According to collated data, 890 people (till December 25) have died in terrorist violence in India in 2016. That number includes civilians, security forces and terrorists themselves. However, the numbers are not in anyway comparable to pre-2010 when fatalities would be at least three times higher. Significantly, more people died in the heart of India affected by Left Wing Extremism (LWE) than in the Kashmir valley. In August, the government informed the Indian Parliament there had been a 60 per cent rise in terrorist violence in the first seven months of the year with 163 incidents. The last five months of the year were no different.

So is 2016 one of the bloodiest years in recent times? In some ways, yes, but in real terms, the insurgency curve has dipped and perhaps taken a different course. For example, in some of the states in India’s ‘Northeast’, there has been a significant decline in fatalities. The spectre of ‘separatism’ has diffused for now. However, the nature of violence is slowly shifting into ethnic wars that could get even bloodier.

For over 50 days now, Manipur has been simmering with anger against an economic blockade backed by an armed group, which has signed peace with the Indian government but continues to operate with impunity. The macabre protest in Churachandpur district with nine corpses waiting burial for over a year, held by protestors demanding a separate state, is a telling signal of things to come. The fratricidal clashes between Naga armed groups and fresh calibrated attacks along the Indo-Myanmar border on security forces are worrying. Bodoland in Assam is still unstable with deepening ethnic and communal fault lines accompanied with arms. Assam may be calmer, but the job of addressing the sub national insurrections remains unfinished. The fact that the region is still under an emergency act (Armed Forces Special Powers Act 1958) for 60 years goes to show the government’s approach to address grievances – just brute force – hasn’t changed.

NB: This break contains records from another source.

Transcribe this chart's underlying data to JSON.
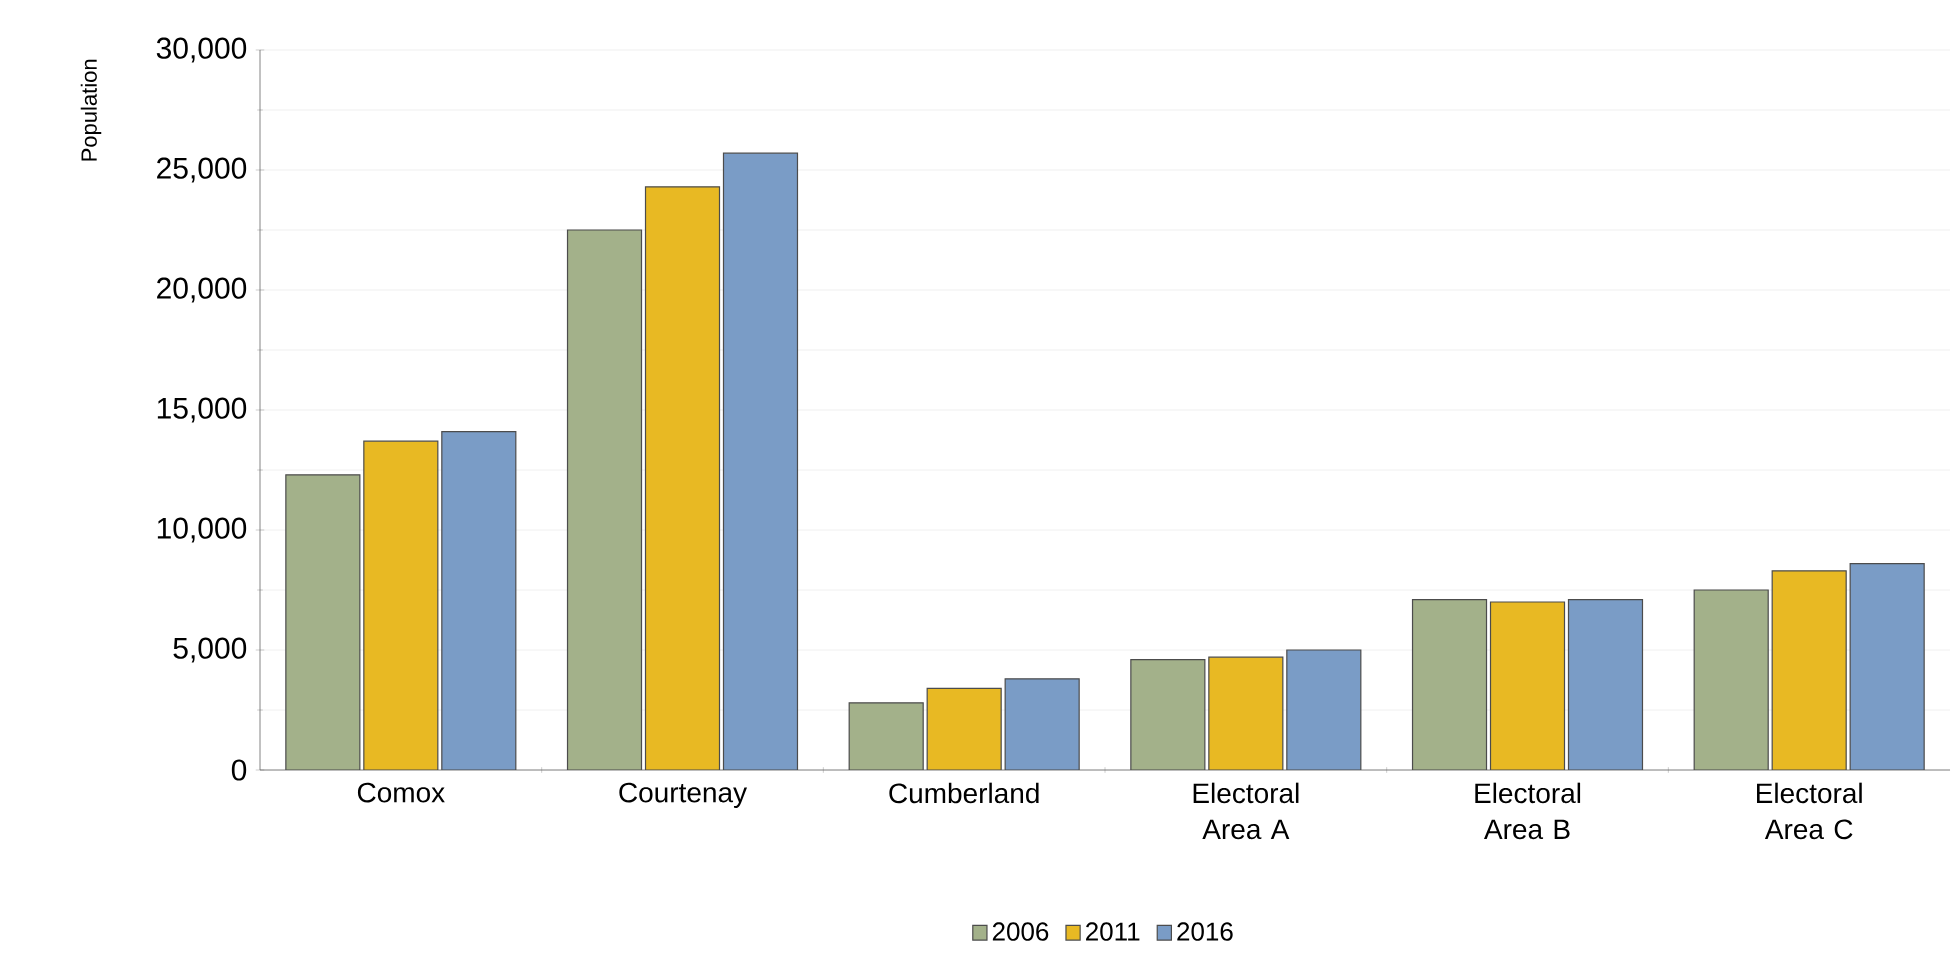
{
  "chart_data": {
    "type": "bar",
    "ylabel": "Population",
    "categories": [
      "Comox",
      "Courtenay",
      "Cumberland",
      "Electoral Area A",
      "Electoral Area B",
      "Electoral Area C"
    ],
    "series": [
      {
        "name": "2006",
        "color": "#a3b18a",
        "values": [
          12300,
          22500,
          2800,
          4600,
          7100,
          7500
        ]
      },
      {
        "name": "2011",
        "color": "#e8b923",
        "values": [
          13700,
          24300,
          3400,
          4700,
          7000,
          8300
        ]
      },
      {
        "name": "2016",
        "color": "#7a9cc6",
        "values": [
          14100,
          25700,
          3800,
          5000,
          7100,
          8600
        ]
      }
    ],
    "ylim": [
      0,
      30000
    ],
    "yticks": [
      {
        "value": 0,
        "label": "0"
      },
      {
        "value": 5000,
        "label": "5,000"
      },
      {
        "value": 10000,
        "label": "10,000"
      },
      {
        "value": 15000,
        "label": "15,000"
      },
      {
        "value": 20000,
        "label": "20,000"
      },
      {
        "value": 25000,
        "label": "25,000"
      },
      {
        "value": 30000,
        "label": "30,000"
      }
    ],
    "grid": "y",
    "legend": "bottom"
  }
}
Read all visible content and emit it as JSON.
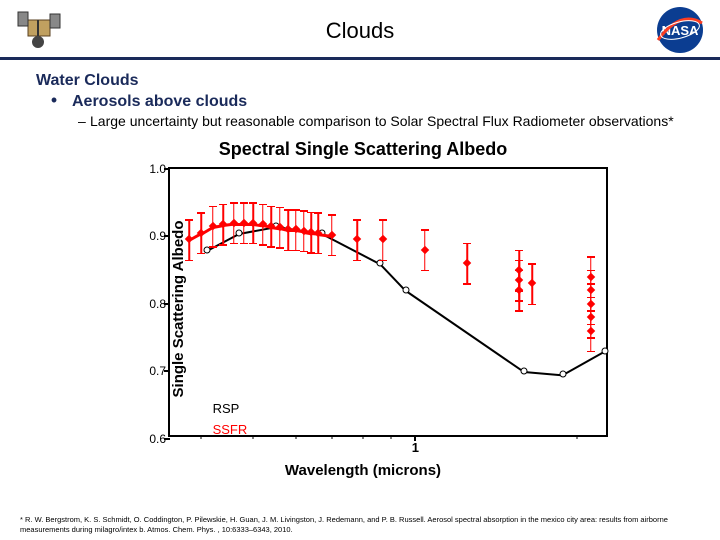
{
  "header": {
    "title": "Clouds",
    "rule_color": "#1a2a5a",
    "nasa_blue": "#0b3d91",
    "nasa_red": "#fc3d21"
  },
  "text": {
    "water_clouds": "Water Clouds",
    "water_color": "#1a2a5a",
    "aerosols": "Aerosols above clouds",
    "aerosols_color": "#1a2a5a",
    "bullet_color": "#1a2a5a",
    "subpoint": "Large uncertainty but reasonable comparison to Solar Spectral Flux Radiometer observations*"
  },
  "chart": {
    "title": "Spectral Single Scattering Albedo",
    "title_fontsize": 18,
    "ylabel": "Single Scattering Albedo",
    "xlabel": "Wavelength (microns)",
    "label_fontsize": 15,
    "ylim": [
      0.6,
      1.0
    ],
    "yticks": [
      0.6,
      0.7,
      0.8,
      0.9,
      1.0
    ],
    "xlim": [
      0.35,
      2.3
    ],
    "xscale": "log",
    "xtick_major": [
      1
    ],
    "xtick_major_labels": [
      "1"
    ],
    "xtick_minor": [
      0.4,
      0.5,
      0.6,
      0.7,
      0.8,
      0.9,
      2.0
    ],
    "series_black": {
      "label": "RSP",
      "color": "#000000",
      "x": [
        0.41,
        0.47,
        0.55,
        0.67,
        0.86,
        0.96,
        1.59,
        1.88,
        2.25
      ],
      "y": [
        0.88,
        0.905,
        0.915,
        0.905,
        0.86,
        0.82,
        0.7,
        0.695,
        0.73
      ]
    },
    "series_red": {
      "label": "SSFR",
      "color": "#ff0000",
      "marker": "diamond",
      "line_x": [
        0.38,
        0.4,
        0.42,
        0.44,
        0.46,
        0.48,
        0.5,
        0.52,
        0.54,
        0.56,
        0.58,
        0.6,
        0.62,
        0.64,
        0.66,
        0.7
      ],
      "line_y": [
        0.895,
        0.905,
        0.915,
        0.918,
        0.92,
        0.92,
        0.92,
        0.918,
        0.915,
        0.913,
        0.91,
        0.91,
        0.908,
        0.906,
        0.905,
        0.902
      ],
      "extra_x": [
        0.78,
        0.87,
        1.04,
        1.25,
        1.56,
        1.56,
        1.56,
        1.65,
        2.12,
        2.12,
        2.12,
        2.12,
        2.12
      ],
      "extra_y": [
        0.895,
        0.895,
        0.88,
        0.86,
        0.85,
        0.835,
        0.82,
        0.83,
        0.84,
        0.82,
        0.8,
        0.78,
        0.76
      ],
      "err": 0.03
    },
    "legend": {
      "x": 0.42,
      "y_rsp": 0.655,
      "y_ssfr": 0.625
    }
  },
  "citation": "* R. W. Bergstrom, K. S. Schmidt, O. Coddington, P. Pilewskie, H. Guan, J. M. Livingston, J. Redemann, and P. B. Russell. Aerosol spectral absorption in the mexico city area: results from airborne measurements during milagro/intex b. Atmos. Chem. Phys. , 10:6333–6343, 2010."
}
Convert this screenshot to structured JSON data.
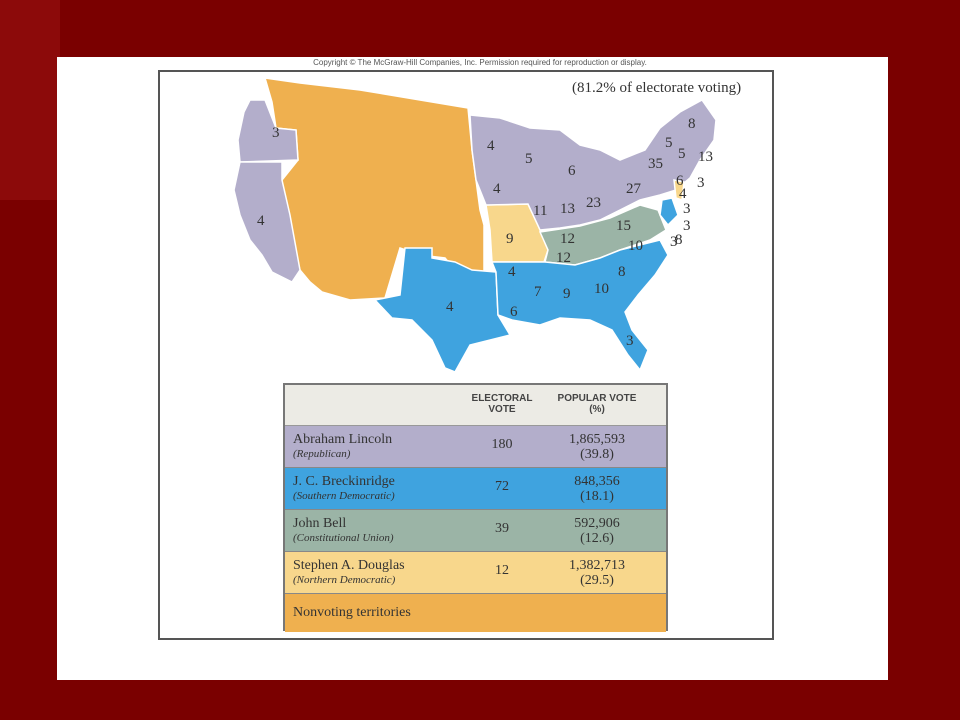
{
  "copyright": "Copyright © The McGraw-Hill Companies, Inc. Permission required for reproduction or display.",
  "voting_note": "(81.2% of electorate voting)",
  "colors": {
    "republican": "#b3aecb",
    "southern_democratic": "#3fa3df",
    "constitutional_union": "#9bb4a6",
    "northern_democratic": "#f8d78c",
    "nonvoting": "#efb04f"
  },
  "map_labels": [
    "3",
    "4",
    "4",
    "5",
    "4",
    "6",
    "11",
    "13",
    "23",
    "27",
    "35",
    "8",
    "5",
    "5",
    "13",
    "4",
    "3",
    "6",
    "3",
    "3",
    "9",
    "12",
    "15",
    "3",
    "12",
    "10",
    "8",
    "8",
    "4",
    "4",
    "6",
    "7",
    "9",
    "10",
    "3"
  ],
  "legend": {
    "header": {
      "electoral": "ELECTORAL VOTE",
      "popular": "POPULAR VOTE (%)"
    },
    "rows": [
      {
        "candidate": "Abraham Lincoln",
        "party": "(Republican)",
        "electoral": "180",
        "popular": "1,865,593",
        "percent": "(39.8)"
      },
      {
        "candidate": "J. C. Breckinridge",
        "party": "(Southern Democratic)",
        "electoral": "72",
        "popular": "848,356",
        "percent": "(18.1)"
      },
      {
        "candidate": "John Bell",
        "party": "(Constitutional Union)",
        "electoral": "39",
        "popular": "592,906",
        "percent": "(12.6)"
      },
      {
        "candidate": "Stephen A. Douglas",
        "party": "(Northern Democratic)",
        "electoral": "12",
        "popular": "1,382,713",
        "percent": "(29.5)"
      }
    ],
    "nonvoting": "Nonvoting territories"
  }
}
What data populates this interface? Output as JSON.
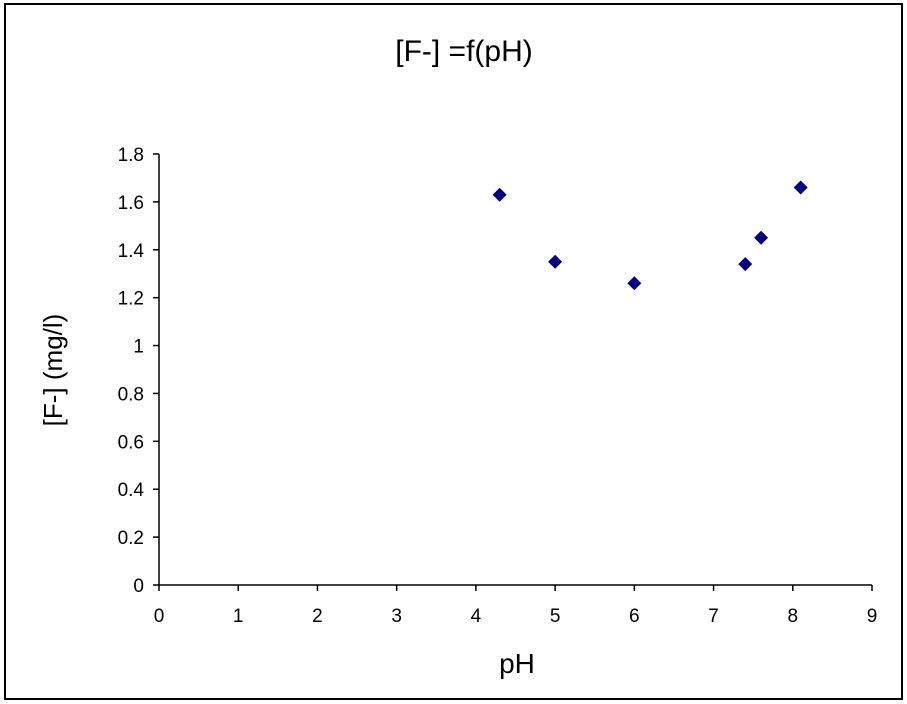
{
  "chart_data": {
    "type": "scatter",
    "title": "[F-] =f(pH)",
    "xlabel": "pH",
    "ylabel": "[F-] (mg/l)",
    "xlim": [
      0,
      9
    ],
    "ylim": [
      0,
      1.8
    ],
    "xticks": [
      "0",
      "1",
      "2",
      "3",
      "4",
      "5",
      "6",
      "7",
      "8",
      "9"
    ],
    "yticks": [
      "0",
      "0.2",
      "0.4",
      "0.6",
      "0.8",
      "1",
      "1.2",
      "1.4",
      "1.6",
      "1.8"
    ],
    "grid": false,
    "legend": "none",
    "marker": "diamond",
    "marker_color": "#000080",
    "series": [
      {
        "points": [
          {
            "x": 4.3,
            "y": 1.63
          },
          {
            "x": 5.0,
            "y": 1.35
          },
          {
            "x": 6.0,
            "y": 1.26
          },
          {
            "x": 7.4,
            "y": 1.34
          },
          {
            "x": 7.6,
            "y": 1.45
          },
          {
            "x": 8.1,
            "y": 1.66
          }
        ]
      }
    ]
  }
}
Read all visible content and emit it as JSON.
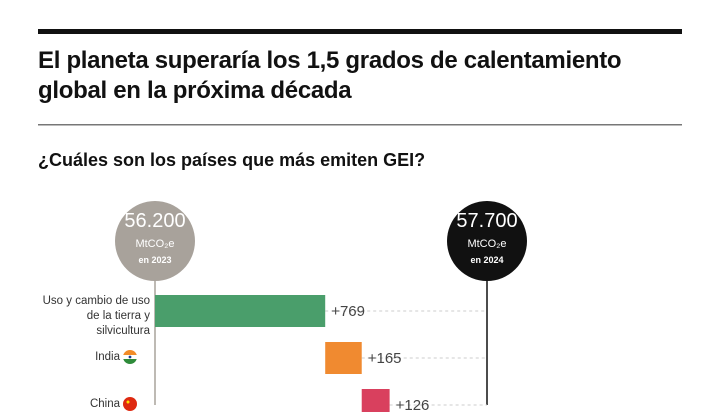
{
  "chart_data": {
    "type": "waterfall",
    "title": "El planeta superaría los 1,5 grados de calentamiento global en la próxima década",
    "subtitle": "¿Cuáles son los países que más emiten GEI?",
    "start": {
      "value": 56200,
      "label": "56.200",
      "unit": "MtCO₂e",
      "period": "en 2023",
      "color": "#a8a29b"
    },
    "end": {
      "value": 57700,
      "label": "57.700",
      "unit": "MtCO₂e",
      "period": "en 2024",
      "color": "#111111"
    },
    "categories": [
      "Uso y cambio de uso de la tierra y silvicultura",
      "India",
      "China"
    ],
    "values": [
      769,
      165,
      126
    ],
    "value_labels": [
      "+769",
      "+165",
      "+126"
    ],
    "colors": [
      "#4a9e6b",
      "#f08a30",
      "#d9405e"
    ]
  }
}
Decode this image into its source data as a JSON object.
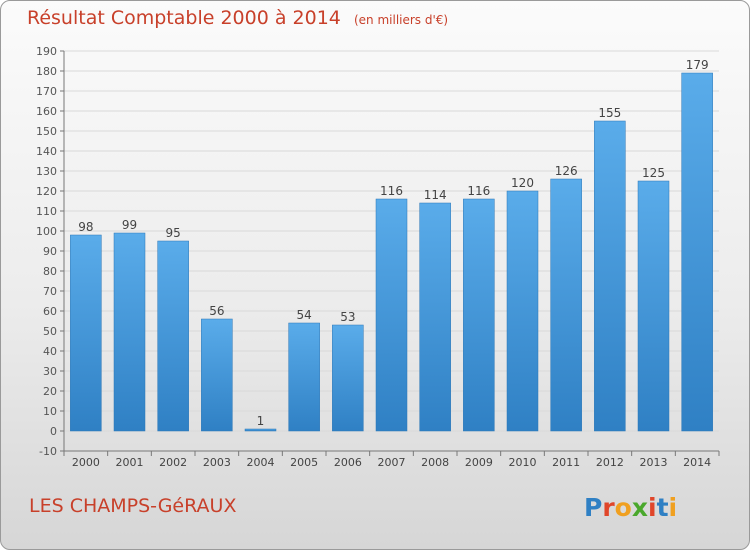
{
  "title": "Résultat Comptable 2000 à 2014",
  "subtitle": "(en milliers d'€)",
  "location": "LES CHAMPS-GéRAUX",
  "brand": "Proxiti",
  "colors": {
    "title_text": "#c8402a",
    "bar_light": "#5aacea",
    "bar_dark": "#2f80c4",
    "grid": "#d9d9d9",
    "axis": "#777777"
  },
  "chart_data": {
    "type": "bar",
    "categories": [
      "2000",
      "2001",
      "2002",
      "2003",
      "2004",
      "2005",
      "2006",
      "2007",
      "2008",
      "2009",
      "2010",
      "2011",
      "2012",
      "2013",
      "2014"
    ],
    "values": [
      98,
      99,
      95,
      56,
      1,
      54,
      53,
      116,
      114,
      116,
      120,
      126,
      155,
      125,
      179
    ],
    "ylim": [
      -10,
      190
    ],
    "yticks": [
      -10,
      0,
      10,
      20,
      30,
      40,
      50,
      60,
      70,
      80,
      90,
      100,
      110,
      120,
      130,
      140,
      150,
      160,
      170,
      180,
      190
    ],
    "grid": true,
    "data_labels": true
  }
}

In the Maoist corridor, the security forces have finally gained some ground after a successful operation in the ‘liberated zone’ of the guerillas. The alleged encounter in Malkangiri district of Odisha hit the Maoist leadership and could tip the balance in the relentless battle of dominance over India’s mineral rich areas.

But caught in the war between the government forces and the Maoists, local tribes are been targeted by the guerillas and harassed by the government. In Chhattisgarh, civilians are intimidated by government agencies, a violence that in turn feeds the Maoist movement. Human rights groups have claimed that draconian laws are being used to define ‘acts of terrorism’ and ‘membership’ of ‘unlawful’ organisations. Half a century later, the Maoist movement is still considered India’s gravest internal security threat.

It has been a remarkably violent year. As India grapples with violence in a volatile and fragile world of global terrorism, organized crime and authoritarian regimes, threats to human security will continue to dominate the next year. Kashmir’s protests may have subsided but the anger on the street has not died down. India’s uneasy relations with Pakistan and the ceasefire violations along the international border will be the biggest worry for India in the coming year. Assam’s Bodoland area remains tentative with proliferation of arms and ethnic groups divided over statehood demand. Manipur’s troubles seem to have increased in the run up to the assembly election early 2017; an economic blockade that has exacerbated the valley versus hill divide, renewed threats by armed Naga groups, attacks being launched from across the Myanmar border and the valley based armed groups who are still at large. There is no policy change in the government’s ‘law and order’ approach to Left Wing Extremism and while the fatalities have come down, the situation in the Maoist corridor with very poor development indices may not see any resolution between the government forces and the Maoists.